Hospitals with electronic medical records often have portals so that affiliated ambulatory care providers can view patient charts from outside the institution, but the interoperability generally only works in one direction. Few current EMRs are set up so that external users actually can send data back to the hospital.

Saint Raphael Healthcare System in New Haven, Conn., is trying to change that with its homecare/hospice subsidiary, VNA Services, which VNA Services, which cares for 600 to 700 patients at any given time. "We haven't solidified the connection yet with the hospital," says VNA's manager of clinical information services, Dottie Bezanson. But they are working on the link now, with the help of a common vendor, Misys Healthcare Systems (Raleigh, N.C.).

Hamden, Conn.-based VNA Services already is essentially paperless, as all 40 or so of the agency's field clinicians have laptop computers they take to the point of care. Before going out, users download patient demographic and medical history information from the homecare organization's server, according to Bezanson.

Information from referrals has to be keyed in, but nurses and physical therapists chart all homecare encounters electronically, right in front of patients, which even elderly patients with multiple conditions generally are not averse to, Bezanson says.

"At this point, a lot of our patients, they're faced with computers all the time," says Bezanson, a registered nurse and part-time practitioner. "It really enhances their comfort that they know I have their information."

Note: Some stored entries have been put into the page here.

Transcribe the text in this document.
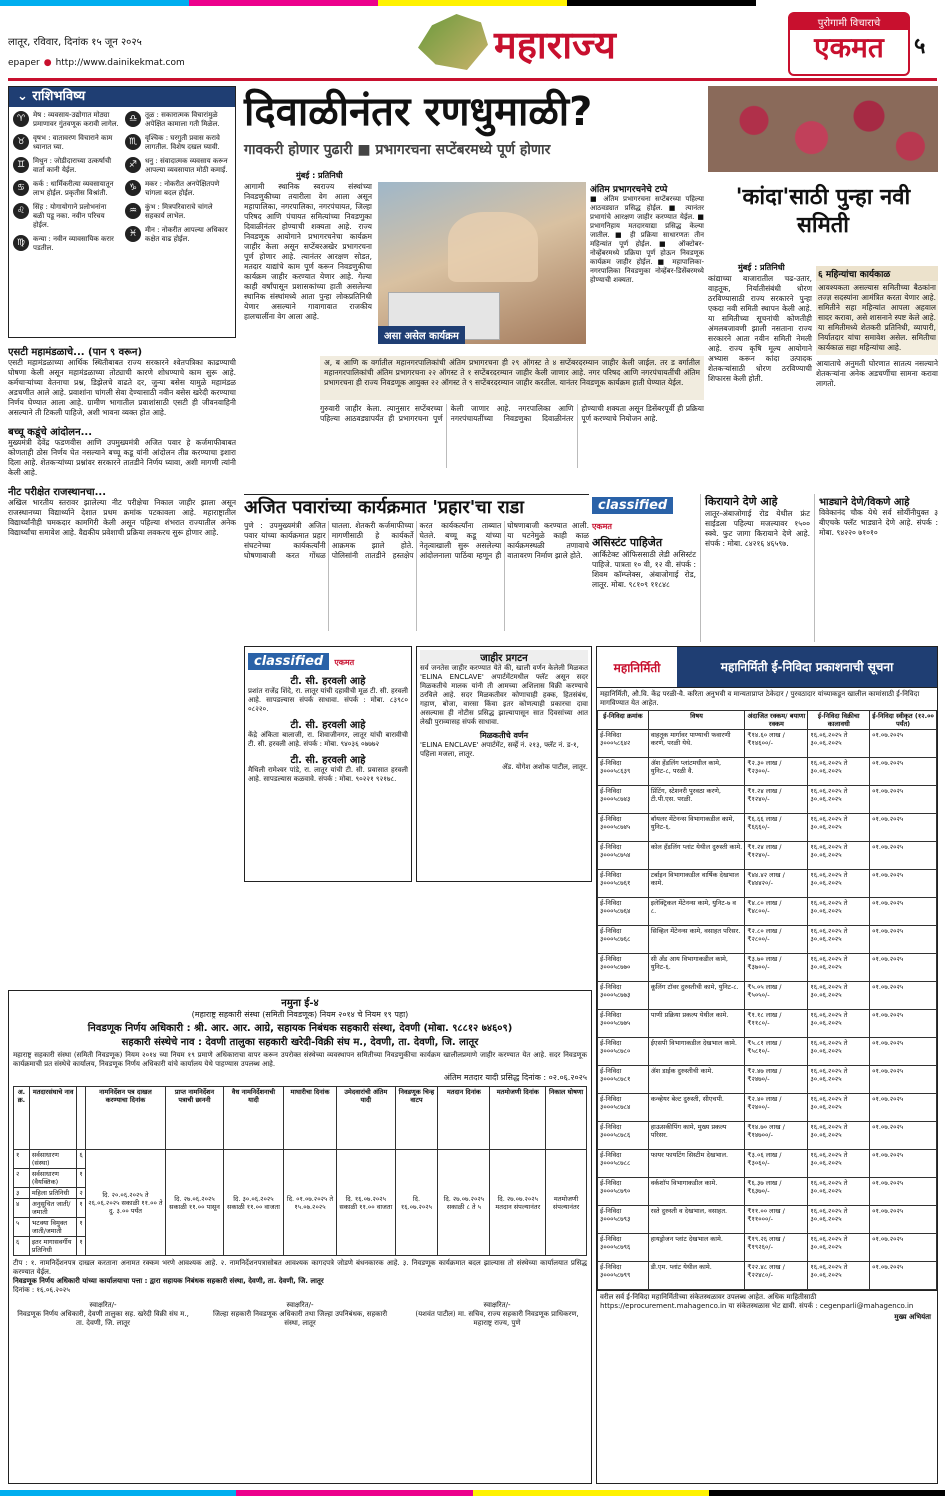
लातूर, रविवार, दिनांक १५ जून २०२५
epaper ● http://www.dainikekmat.com	महाराज्य	पुरोगामी विचाराचे
एकमत	५
⌄ राशिभविष्य
♈	मेष : व्यवसाय-उद्योगात मोठ्या प्रमाणावर गुंतवणूक करावी लागेल.
♉	वृषभ : वातावरण विचाराने काम ध्यानात घ्या.
♊	मिथुन : जोडीदाराच्या उत्कर्षाची वार्ता कानी येईल.
♋	कर्क : धार्मिकरीत्या व्यवसायातून लाभ होईल. प्रकृतीस विश्रांती.
♌	सिंह : योगायोगाने प्रलोभनांना बळी पडू नका. नवीन परिचय होईल.
♍	कन्या : नवीन व्यावसायिक करार पडतील.
♎	तूळ : सकारात्मक विचारांमुळे अपेक्षित कामाला गती मिळेल.
♏	वृश्चिक : घरगुती प्रवास करावे लागतील. विशेष दखल घ्यावी.
♐	धनु : संवादात्मक व्यवसाय करून आपल्या व्यवसायात मोठी कमाई.
♑	मकर : नोकरीत अनपेक्षितपणे चांगला बदल होईल.
♒	कुंभ : मित्रपरिवाराचे चांगले सहकार्य लाभेल.
♓	मीन : नोकरीत आपल्या अधिकार कक्षेत वाढ होईल.
दिवाळीनंतर रणधुमाळी?
गावकरी होणार पुढारी ■ प्रभागरचना सप्टेंबरमध्ये पूर्ण होणार
मुंबई : प्रतिनिधी
आगामी स्थानिक स्वराज्य संस्थांच्या निवडणुकीच्या तयारीला वेग आला असून महापालिका, नगरपालिका, नगरपंचायत, जिल्हा परिषद आणि पंचायत समित्यांच्या निवडणुका दिवाळीनंतर होण्याची शक्यता आहे. राज्य निवडणूक आयोगाने प्रभागरचनेचा कार्यक्रम जाहीर केला असून सप्टेंबरअखेर प्रभागरचना पूर्ण होणार आहे. त्यानंतर आरक्षण सोडत, मतदार याद्यांचे काम पूर्ण करून निवडणुकीचा कार्यक्रम जाहीर करण्यात येणार आहे. गेल्या काही वर्षांपासून प्रशासकांच्या हाती असलेल्या स्थानिक संस्थांमध्ये आता पुन्हा लोकप्रतिनिधी येणार असल्याने गावागावात राजकीय हालचालींना वेग आला आहे.
असा असेल कार्यक्रम
अंतिम प्रभागरचनेचे टप्पे
■ अंतिम प्रभागरचना सप्टेंबरच्या पहिल्या आठवड्यात प्रसिद्ध होईल. ■ त्यानंतर प्रभागांचे आरक्षण जाहीर करण्यात येईल. ■ प्रभागनिहाय मतदारयाद्या प्रसिद्ध केल्या जातील. ■ ही प्रक्रिया साधारणतः तीन महिन्यांत पूर्ण होईल. ■ ऑक्टोबर-नोव्हेंबरमध्ये प्रक्रिया पूर्ण होऊन निवडणूक कार्यक्रम जाहीर होईल. ■ महापालिका-नगरपालिका निवडणुका नोव्हेंबर-डिसेंबरमध्ये होण्याची शक्यता.
अ, ब आणि क वर्गातील महानगरपालिकांची अंतिम प्रभागरचना ही २९ ऑगस्ट ते ४ सप्टेंबरदरम्यान जाहीर केली जाईल. तर ड वर्गातील महानगरपालिकांची अंतिम प्रभागरचना २२ ऑगस्ट ते १ सप्टेंबरदरम्यान जाहीर केली जाणार आहे. नगर परिषद आणि नगरपंचायतींची अंतिम प्रभागरचना ही राज्य निवडणूक आयुक्त २२ ऑगस्ट ते ९ सप्टेंबरदरम्यान जाहीर करतील. यानंतर निवडणूक कार्यक्रम हाती घेण्यात येईल.
गुरुवारी जाहीर केला. त्यानुसार सप्टेंबरच्या पहिल्या आठवड्यापर्यंत ही प्रभागरचना पूर्ण केली जाणार आहे. नगरपालिका आणि नगरपंचायतींच्या निवडणुका दिवाळीनंतर होण्याची शक्यता असून डिसेंबरपूर्वी ही प्रक्रिया पूर्ण करण्याचे नियोजन आहे.
'कांदा'साठी पुन्हा नवी समिती
मुंबई : प्रतिनिधी
कांद्याच्या बाजारातील चढ-उतार, वाहतूक, निर्यातीसंबंधी धोरण ठरविण्यासाठी राज्य सरकारने पुन्हा एकदा नवी समिती स्थापन केली आहे. या समितीच्या सूचनांची कोणतीही अंमलबजावणी झाली नसताना राज्य सरकारने आता नवीन समिती नेमली आहे. राज्य कृषि मूल्य आयोगाने अभ्यास करून कांदा उत्पादक शेतकऱ्यांसाठी धोरण ठरविण्याची शिफारस केली होती.
६ महिन्यांचा कार्यकाळ
आवश्यकता असल्यास समितीच्या बैठकांना तज्ज्ञ सदस्यांना आमंत्रित करता येणार आहे. समितीने सहा महिन्यांत आपला अहवाल सादर करावा, असे शासनाने स्पष्ट केले आहे. या समितीमध्ये शेतकरी प्रतिनिधी, व्यापारी, निर्यातदार यांचा समावेश असेल. समितीचा कार्यकाळ सहा महिन्यांचा आहे.
आयाताचे अनुमती घोरणात सातत्य नसल्याने शेतकऱ्यांना अनेक अडचणींचा सामना करावा लागतो.
एसटी महामंडळाचे... (पान ९ वरून)
एसटी महामंडळाच्या आर्थिक स्थितीबाबत राज्य सरकारने श्वेतपत्रिका काढण्याची घोषणा केली असून महामंडळाच्या तोट्याची कारणे शोधण्याचे काम सुरू आहे. कर्मचाऱ्यांच्या वेतनाचा प्रश्न, डिझेलचे वाढते दर, जुन्या बसेस यामुळे महामंडळ अडचणीत आले आहे. प्रवाशांना चांगली सेवा देण्यासाठी नवीन बसेस खरेदी करण्याचा निर्णय घेण्यात आला आहे. ग्रामीण भागातील प्रवाशांसाठी एसटी ही जीवनवाहिनी असल्याने ती टिकली पाहिजे, अशी भावना व्यक्त होत आहे.
बच्चू कडूंचे आंदोलन...
मुख्यमंत्री देवेंद्र फडणवीस आणि उपमुख्यमंत्री अजित पवार हे कर्जमाफीबाबत कोणताही ठोस निर्णय घेत नसल्याने बच्चू कडू यांनी आंदोलन तीव्र करण्याचा इशारा दिला आहे. शेतकऱ्यांच्या प्रश्नांवर सरकारने तातडीने निर्णय घ्यावा, अशी मागणी त्यांनी केली आहे.
नीट परीक्षेत राजस्थानचा...
अखिल भारतीय स्तरावर झालेल्या नीट परीक्षेचा निकाल जाहीर झाला असून राजस्थानच्या विद्यार्थ्याने देशात प्रथम क्रमांक पटकावला आहे. महाराष्ट्रातील विद्यार्थ्यांनीही चमकदार कामगिरी केली असून पहिल्या शंभरात राज्यातील अनेक विद्यार्थ्यांचा समावेश आहे. वैद्यकीय प्रवेशाची प्रक्रिया लवकरच सुरू होणार आहे.
अजित पवारांच्या कार्यक्रमात 'प्रहार'चा राडा
पुणे : उपमुख्यमंत्री अजित पवार यांच्या कार्यक्रमात प्रहार संघटनेच्या कार्यकर्त्यांनी घोषणाबाजी करत गोंधळ घातला. शेतकरी कर्जमाफीच्या मागणीसाठी हे कार्यकर्ते आक्रमक झाले होते. पोलिसांनी तातडीने हस्तक्षेप करत कार्यकर्त्यांना ताब्यात घेतले. बच्चू कडू यांच्या नेतृत्वाखाली सुरू असलेल्या आंदोलनाला पाठिंबा म्हणून ही घोषणाबाजी करण्यात आली. या घटनेमुळे काही काळ कार्यक्रमस्थळी तणावाचे वातावरण निर्माण झाले होते.
classified एकमत
असिस्टंट पाहिजेत
आर्किटेक्ट ऑफिससाठी लेडी असिस्टंट पाहिजे. पात्रता १० वी, १२ वी. संपर्क : शिवम कॉम्प्लेक्स, अंबाजोगाई रोड, लातूर. मोबा. ९८१०९ ११८४८
किरायाने देणे आहे
लातूर-अंबाजोगाई रोड येथील फ्रंट साईडला पहिल्या मजल्यावर १५०० स्क्वे. फुट जागा किरायाने देणे आहे. संपर्क : मोबा. ८४२१६ ४६५९७.
भाड्याने देणे/विकणे आहे
विवेकानंद चौक येथे सर्व सोयींनीयुक्त ३ बीएचके फ्लॅट भाड्याने देणे आहे. संपर्क : मोबा. ९४२२० ७१०१०
classified एकमत
टी. सी. हरवली आहे
प्रशांत राजेंद्र शिंदे, रा. लातूर यांची दहावीची मूळ टी. सी. हरवली आहे. सापडल्यास संपर्क साधावा. संपर्क : मोबा. ८३९८० ०८२२०.
टी. सी. हरवली आहे
केंद्रे अंकिता बालाजी, रा. शिवाजीनगर, लातूर यांची बारावीची टी. सी. हरवली आहे. संपर्क : मोबा. ९४०३६ ०७७७२
टी. सी. हरवली आहे
मैथिली रामेश्वर पांडे, रा. लातूर यांची टी. सी. प्रवासात हरवली आहे. सापडल्यास कळवावे. संपर्क : मोबा. ९०२२१ ९२१७८.
जाहीर प्रगटन
सर्व जनतेस जाहीर करण्यात येते की, खाली वर्णन केलेली मिळकत 'ELINA ENCLAVE' अपार्टमेंटमधील फ्लॅट असून सदर मिळकतीचे मालक यांनी ती आमच्या अशिलास विक्री करण्याचे ठरविले आहे. सदर मिळकतीवर कोणाचाही हक्क, हितसंबंध, गहाण, बोजा, वारसा किंवा इतर कोणत्याही प्रकारचा दावा असल्यास ही नोटीस प्रसिद्ध झाल्यापासून सात दिवसांच्या आत लेखी पुराव्यासह संपर्क साधावा.
मिळकतीचे वर्णन
'ELINA ENCLAVE' अपार्टमेंट, सर्व्हे नं. २१३, फ्लॅट नं. ड-१, पहिला मजला, लातूर.
ॲड. योगेश अशोक पाटील, लातूर.
महानिर्मिती	महानिर्मिती ई-निविदा प्रकाशनाची सूचना
महानिर्मिती, औ.वि. केंद्र परळी-वै. करिता अनुभवी व मान्यताप्राप्त ठेकेदार / पुरवठादार यांच्याकडून खालील कामांसाठी ई-निविदा मागविण्यात येत आहेत.
ई-निविदा क्रमांक	विषय	अंदाजित रक्कम/ बयाणा रक्कम	ई-निविदा विक्रीचा कालावधी	ई-निविदा स्वीकृत (१२.०० पर्यंत)
ई-निविदा ३०००५८६४२	वाहतूक मार्गावर पाण्याची फवारणी करणे, परळी येथे.	₹१४.६० लाख / ₹१४६००/-	१६.०६.२०२५ ते ३०.०६.२०२५	०१.०७.२०२५
ई-निविदा ३०००५८६३९	ॲश हँडलिंग प्लांटमधील कामे, युनिट-८, परळी वै.	₹२.३० लाख / ₹२३००/-	१६.०६.२०२५ ते ३०.०६.२०२५	०१.०७.२०२५
ई-निविदा ३०००५८७४३	प्रिंटिंग, स्टेशनरी पुरवठा करणे, टी.पी.एस. परळी.	₹१.२४ लाख / ₹१२४०/-	१६.०६.२०२५ ते ३०.०६.२०२५	०१.०७.२०२५
ई-निविदा ३०००५८७४५	बॉयलर मेंटेनन्स विभागाकडील कामे, युनिट-६.	₹६.६६ लाख / ₹६६६०/-	१६.०६.२०२५ ते ३०.०६.२०२५	०१.०७.२०२५
ई-निविदा ३०००५८७५४	कोल हँडलिंग प्लांट येथील दुरुस्ती कामे.	₹१.२४ लाख / ₹१२४०/-	१६.०६.२०२५ ते ३०.०६.२०२५	०१.०७.२०२५
ई-निविदा ३०००५८७६१	टर्बाइन विभागाकडील वार्षिक देखभाल कामे.	₹४४.४२ लाख / ₹४४४२०/-	१६.०६.२०२५ ते ३०.०६.२०२५	०१.०७.२०२५
ई-निविदा ३०००५८७६४	इलेक्ट्रिकल मेंटेनन्स कामे, युनिट-७ व ८.	₹४.८० लाख / ₹४८००/-	१६.०६.२०२५ ते ३०.०६.२०२५	०१.०७.२०२५
ई-निविदा ३०००५८७६८	सिव्हिल मेंटेनन्स कामे, वसाहत परिसर.	₹२.८० लाख / ₹२८००/-	१६.०६.२०२५ ते ३०.०६.२०२५	०१.०७.२०२५
ई-निविदा ३०००५८७७०	सी अँड आय विभागाकडील कामे, युनिट-६.	₹३.७० लाख / ₹३७००/-	१६.०६.२०२५ ते ३०.०६.२०२५	०१.०७.२०२५
ई-निविदा ३०००५८७७३	कूलिंग टॉवर दुरुस्तीची कामे, युनिट-८.	₹५.०५ लाख / ₹५०५०/-	१६.०६.२०२५ ते ३०.०६.२०२५	०१.०७.२०२५
ई-निविदा ३०००५८७७५	पाणी प्रक्रिया प्रकल्प येथील कामे.	₹१.१८ लाख / ₹११८०/-	१६.०६.२०२५ ते ३०.०६.२०२५	०१.०७.२०२५
ई-निविदा ३०००५८७८०	ईएसपी विभागाकडील देखभाल कामे.	₹५.८१ लाख / ₹५८१०/-	१६.०६.२०२५ ते ३०.०६.२०२५	०१.०७.२०२५
ई-निविदा ३०००५८७८१	ॲश डाईक दुरुस्तीची कामे.	₹२.४७ लाख / ₹२४७०/-	१६.०६.२०२५ ते ३०.०६.२०२५	०१.०७.२०२५
ई-निविदा ३०००५८७८४	कन्व्हेयर बेल्ट दुरुस्ती, सीएचपी.	₹२.४० लाख / ₹२४००/-	१६.०६.२०२५ ते ३०.०६.२०२५	०१.०७.२०२५
ई-निविदा ३०००५८७८६	हाऊसकीपिंग कामे, मुख्य प्रकल्प परिसर.	₹१४.७० लाख / ₹१४७००/-	१६.०६.२०२५ ते ३०.०६.२०२५	०१.०७.२०२५
ई-निविदा ३०००५८७८८	फायर फायटिंग सिस्टीम देखभाल.	₹३.०६ लाख / ₹३०६०/-	१६.०६.२०२५ ते ३०.०६.२०२५	०१.०७.२०२५
ई-निविदा ३०००५८७९०	वर्कशॉप विभागाकडील कामे.	₹६.३७ लाख / ₹६३७०/-	१६.०६.२०२५ ते ३०.०६.२०२५	०१.०७.२०२५
ई-निविदा ३०००५८७९३	रस्ते दुरुस्ती व देखभाल, वसाहत.	₹११.०० लाख / ₹११०००/-	१६.०६.२०२५ ते ३०.०६.२०२५	०१.०७.२०२५
ई-निविदा ३०००५८७९६	हायड्रोजन प्लांट देखभाल कामे.	₹१९.२६ लाख / ₹१९२६०/-	१६.०६.२०२५ ते ३०.०६.२०२५	०१.०७.२०२५
ई-निविदा ३०००५८७९९	डी.एम. प्लांट येथील कामे.	₹२२.४८ लाख / ₹२२४८०/-	१६.०६.२०२५ ते ३०.०६.२०२५	०१.०७.२०२५
वरील सर्व ई-निविदा महानिर्मितीच्या संकेतस्थळावर उपलब्ध आहेत. अधिक माहितीसाठी https://eprocurement.mahagenco.in या संकेतस्थळास भेट द्यावी. संपर्क : cegenparli@mahagenco.in
मुख्य अभियंता
नमुना ई-४
(महाराष्ट्र सहकारी संस्था (समिती निवडणूक) नियम २०१४ चे नियम १९ पहा)
निवडणूक निर्णय अधिकारी : श्री. आर. आर. आग्रे, सहायक निबंधक सहकारी संस्था, देवणी (मोबा. ९८८१२ ७४६०९)
सहकारी संस्थेचे नाव : देवणी तालुका सहकारी खरेदी-विक्री संघ म., देवणी, ता. देवणी, जि. लातूर
महाराष्ट्र सहकारी संस्था (समिती निवडणूक) नियम २०१४ च्या नियम १९ प्रमाणे अधिकाराचा वापर करून उपरोक्त संस्थेच्या व्यवस्थापन समितीच्या निवडणुकीचा कार्यक्रम खालीलप्रमाणे जाहीर करण्यात येत आहे. सदर निवडणूक कार्यक्रमाची प्रत संस्थेचे कार्यालय, निवडणूक निर्णय अधिकारी यांचे कार्यालय येथे पाहण्यास उपलब्ध आहे.
अंतिम मतदार यादी प्रसिद्ध दिनांक : ०२.०६.२०२५
अ. क्र.	मतदारसंघाचे नाव		नामनिर्देशन पत्र दाखल करण्याचा दिनांक	प्राप्त नामनिर्देशन पत्राची छाननी	वैध नामनिर्देशनाची यादी	माघारीचा दिनांक	उमेदवारांची अंतिम यादी	निवडणूक चिन्ह वाटप	मतदान दिनांक	मतमोजणी दिनांक	निकाल घोषणा
१	सर्वसाधारण (संस्था)	६	दि. २०.०६.२०२५ ते २६.०६.२०२५ सकाळी ११.०० ते दु. ३.०० पर्यंत	दि. २७.०६.२०२५ सकाळी ११.०० पासून	दि. ३०.०६.२०२५ सकाळी ११.०० वाजता	दि. ०१.०७.२०२५ ते १५.०७.२०२५	दि. १६.०७.२०२५ सकाळी ११.०० वाजता	दि. १६.०७.२०२५	दि. २७.०७.२०२५ सकाळी ८ ते ५	दि. २७.०७.२०२५ मतदान संपल्यानंतर	मतमोजणी संपल्यानंतर
२	सर्वसाधारण (वैयक्तिक)	१									
३	महिला प्रतिनिधी	२									
४	अनुसूचित जाती/जमाती	१									
५	भटक्या विमुक्त जाती/जमाती	१									
६	इतर मागासवर्गीय प्रतिनिधी	१									
टीप : १. नामनिर्देशनपत्र दाखल करताना अनामत रक्कम भरणे आवश्यक आहे. २. नामनिर्देशनपत्रासोबत आवश्यक कागदपत्रे जोडणे बंधनकारक आहे. ३. निवडणूक कार्यक्रमात बदल झाल्यास तो संस्थेच्या कार्यालयात प्रसिद्ध करण्यात येईल.
निवडणूक निर्णय अधिकारी यांच्या कार्यालयाचा पत्ता : द्वारा सहायक निबंधक सहकारी संस्था, देवणी, ता. देवणी, जि. लातूर
दिनांक : १६.०६.२०२५
स्वाक्षरित/-
निवडणूक निर्णय अधिकारी, देवणी तालुका सह. खरेदी विक्री संघ म., ता. देवणी, जि. लातूर
स्वाक्षरित/-
जिल्हा सहकारी निवडणूक अधिकारी तथा जिल्हा उपनिबंधक, सहकारी संस्था, लातूर
स्वाक्षरित/-
(यशवंत पाटील) मा. सचिव, राज्य सहकारी निवडणूक प्राधिकरण, महाराष्ट्र राज्य, पुणे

Just to make sure Bezanson says that she likes to remind clinicians during IT training that the computer is merely a tool to help them do their jobs better. "You're a nurse first or a physical therapist first," she says. This attitude also has helped lower staff resistance to the EMR from when VNA Services started more than three years ago. Also, potential hires are given a clear message during the interview process, according to Bezanson: "It's not optional."

Right now, users in the field have to sync their laptops to the server when they get back to the office or connect via the Internet from home. One of VNA's two locations is moving soon, so the organization is studying the feasibility of wireless broadband service to offer real-time connectivity in the new facility, Bezanson says.

However, the real goal is to create live connectivity with the health system and its flagship, 511-bed Hospital of Saint Raphael. Ideally, VNA clinicians would be able to pull up information on homecare patients recently discharged from the hospital. "It would help us plan better care," Bezanson says. "It would help alleviate some of our patients' anxieties."